Meinung
03.11.2018

Blau ist das neue Rot

Vor allem sozialpolitisch setzen die Freiheitlichen den Weg der Sozialdemokraten fort.

Priorität der österreichischen Regierung ist es, das tatsächliche Pensionsantrittsalter an das gesetzliche anzupassen. Mehr Handlungsbedarf sehe ich im Moment nicht“, sagte die freiheitliche Sozialministerin Beate Hartinger-Klein diese Woche. So kann man ein Thema kleinreden – und genauso hatten ihre sozialdemokratischen Vorgänger immer reagiert. Aktueller Anlass war eine Studie des Beratungsunternehmens Mercer. Dieses bescheinigt Wien alljährlich höchste Lebensqualität (was immer groß beklatscht und sehr ernst genommen wird). Nun haben dieselben Berater dem heimischen Pensionssystem bedenklich geringe Nachhaltigkeit bescheinigt (was nicht beklatscht und schon gar nicht ernst genommen wird).

Auch wenn die Opposition dieser Regierung gern den Stempel „sozial kalt“ aufdrückt: Speziell die FPÖ setzt, um nur ja ihre Klientel nicht zu provozieren, die SPÖ-Sozialpolitik fort. Siehe auch die heurige Pensionserhöhung: Kleine Bezüge steigen – wie gehabt – überdurchschnittlich, alle über der ASVG-Höchstpension erhalten nur einen Fixbetrag. Gleich zu Beginn dieser Regierungsperiode wurde mit der Abschaffung des Pflegeregresses eine SPÖ-Forderung umgesetzt. Ein (teurer) steuerlicher Familienbonus wird ab 2019 eingeführt. Zum Auftakt der heurigen Herbstrunde wünschte sich die Regierung von den Sozialpartnern einen spürbaren Lohnanstieg. Außerdem soll bei Gehaltsvorrückungen und Urlaubsansprüchen künftig auch die Elternkarenz angerechnet werden. Also „neoliberal“, um einen linken Kampfbegriff zu verwenden, ist das alles wahrlich nicht. Eher sozialdemokratisch wie eh und je.

Abgrenzung sorgte für Wählerschwund

Auch der Wunsch nach einer Digitalsteuer für Amazon, Google und Facebook unterscheidet sich davon nicht. Inhaltlich einen echten Unterschied gibt es vor allem in der Migrationspolitik. Da geht es um die Anpassung der Kinderbeihilfe für im Ausland lebende Kinder an die Kaufkraft des jeweiligen Landes; um das umstrittene Festhalten am Abschiebebescheid von integrierten Lehrlingen; und um die Ablehnung des UN-Migrationspakts. Die SPÖ agiert hier seit Jahren bewusst anders, auch um sich von den Blauen abzugrenzen. Womit sie allerdings teils die Gunst der eigenen Wählergruppen verloren hat.

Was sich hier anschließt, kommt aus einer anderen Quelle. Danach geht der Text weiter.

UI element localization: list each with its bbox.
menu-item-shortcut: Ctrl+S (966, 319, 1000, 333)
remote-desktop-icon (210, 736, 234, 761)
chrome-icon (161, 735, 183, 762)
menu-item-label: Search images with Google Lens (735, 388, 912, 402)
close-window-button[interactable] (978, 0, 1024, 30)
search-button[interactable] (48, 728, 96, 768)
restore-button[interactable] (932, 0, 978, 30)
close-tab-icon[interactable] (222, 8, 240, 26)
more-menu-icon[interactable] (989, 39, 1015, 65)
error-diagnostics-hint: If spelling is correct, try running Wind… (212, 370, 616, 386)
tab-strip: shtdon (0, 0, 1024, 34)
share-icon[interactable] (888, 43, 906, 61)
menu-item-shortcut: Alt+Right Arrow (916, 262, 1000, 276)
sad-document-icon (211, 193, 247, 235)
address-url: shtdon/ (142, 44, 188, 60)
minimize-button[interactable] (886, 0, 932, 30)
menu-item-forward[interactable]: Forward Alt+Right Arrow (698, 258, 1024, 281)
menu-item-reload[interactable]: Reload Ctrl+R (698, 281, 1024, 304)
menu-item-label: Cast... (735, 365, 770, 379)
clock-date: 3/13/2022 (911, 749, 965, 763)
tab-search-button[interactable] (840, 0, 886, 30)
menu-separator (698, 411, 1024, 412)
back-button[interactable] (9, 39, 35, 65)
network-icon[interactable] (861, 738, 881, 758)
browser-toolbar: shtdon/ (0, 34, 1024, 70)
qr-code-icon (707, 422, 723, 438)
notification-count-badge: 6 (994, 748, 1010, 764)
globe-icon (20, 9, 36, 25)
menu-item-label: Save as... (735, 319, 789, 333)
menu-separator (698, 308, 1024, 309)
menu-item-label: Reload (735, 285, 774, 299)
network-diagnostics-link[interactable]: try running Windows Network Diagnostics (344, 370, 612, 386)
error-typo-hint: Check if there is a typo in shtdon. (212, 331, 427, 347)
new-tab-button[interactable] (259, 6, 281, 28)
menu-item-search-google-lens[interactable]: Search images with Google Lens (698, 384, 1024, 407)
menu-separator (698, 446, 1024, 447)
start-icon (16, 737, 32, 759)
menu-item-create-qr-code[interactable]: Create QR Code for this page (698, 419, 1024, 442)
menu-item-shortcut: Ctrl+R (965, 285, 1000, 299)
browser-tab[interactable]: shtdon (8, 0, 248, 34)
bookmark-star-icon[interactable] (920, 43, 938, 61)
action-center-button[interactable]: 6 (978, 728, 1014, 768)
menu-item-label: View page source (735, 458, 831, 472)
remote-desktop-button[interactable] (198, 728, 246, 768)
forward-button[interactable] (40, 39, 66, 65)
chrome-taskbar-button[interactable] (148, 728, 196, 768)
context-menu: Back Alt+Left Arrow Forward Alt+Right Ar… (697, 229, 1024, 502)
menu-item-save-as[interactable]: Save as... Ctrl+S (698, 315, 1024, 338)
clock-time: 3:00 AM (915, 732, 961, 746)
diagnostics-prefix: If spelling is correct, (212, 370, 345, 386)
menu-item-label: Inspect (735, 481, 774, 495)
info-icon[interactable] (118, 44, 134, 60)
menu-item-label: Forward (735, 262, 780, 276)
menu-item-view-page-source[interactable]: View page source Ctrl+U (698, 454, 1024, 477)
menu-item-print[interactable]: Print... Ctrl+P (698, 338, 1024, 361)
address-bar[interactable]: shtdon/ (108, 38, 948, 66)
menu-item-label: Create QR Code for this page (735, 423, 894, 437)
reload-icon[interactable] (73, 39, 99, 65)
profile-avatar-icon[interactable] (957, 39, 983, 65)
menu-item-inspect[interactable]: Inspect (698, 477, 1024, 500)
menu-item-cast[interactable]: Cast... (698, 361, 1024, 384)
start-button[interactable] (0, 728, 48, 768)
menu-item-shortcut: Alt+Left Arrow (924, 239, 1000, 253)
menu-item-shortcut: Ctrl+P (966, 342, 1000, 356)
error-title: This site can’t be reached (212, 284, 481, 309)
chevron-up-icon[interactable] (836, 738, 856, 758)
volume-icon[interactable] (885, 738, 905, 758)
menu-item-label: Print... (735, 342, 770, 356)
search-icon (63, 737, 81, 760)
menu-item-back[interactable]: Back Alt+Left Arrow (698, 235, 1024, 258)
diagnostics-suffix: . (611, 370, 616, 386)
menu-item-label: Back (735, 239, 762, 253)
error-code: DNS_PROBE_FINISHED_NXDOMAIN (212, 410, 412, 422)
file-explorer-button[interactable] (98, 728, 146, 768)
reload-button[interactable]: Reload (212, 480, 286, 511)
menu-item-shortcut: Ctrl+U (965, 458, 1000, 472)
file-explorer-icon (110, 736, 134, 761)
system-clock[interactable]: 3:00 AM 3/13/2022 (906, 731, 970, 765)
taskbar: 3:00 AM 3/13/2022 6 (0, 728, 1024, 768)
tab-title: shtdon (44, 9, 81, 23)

Haben die Sozialdemokraten in der EU den Anschluss verpasst? Diese These vertritt das deutsche Magazin stern in seiner jüngsten Ausgabe unter dem Titel „Das Elend der Sozialdemokraten“. Dabei regierten noch vor 20 Jahren linke Volksparteien fast überall in der EU. Auch Angela Merkels Koalitionspartner SPD verliert deutlich an Zustimmung. Die deutsche Kanzlerin hat ja links von sich wenig Raum gelassen, rechts allerdings schon. Die türkis-blaue Regierung setzt rechte Akzente, führt aber ansonsten relativ ungerührt (und zum Teil durchaus populistisch) den Kurs früherer Regierungen fort. Dadurch bleibt wenig Raum für einschneidende Reformen, aber auch wenig für große Oppositions-Empörung. Die Arbeitszeitflexibilisierung (also die Möglichkeit zum 12-Stunden-Tag) ist eines der wenigen Themen, die tatsächlich polarisieren. In vielen anderen sozialpolitischen Themen ist Blau das neue Rot.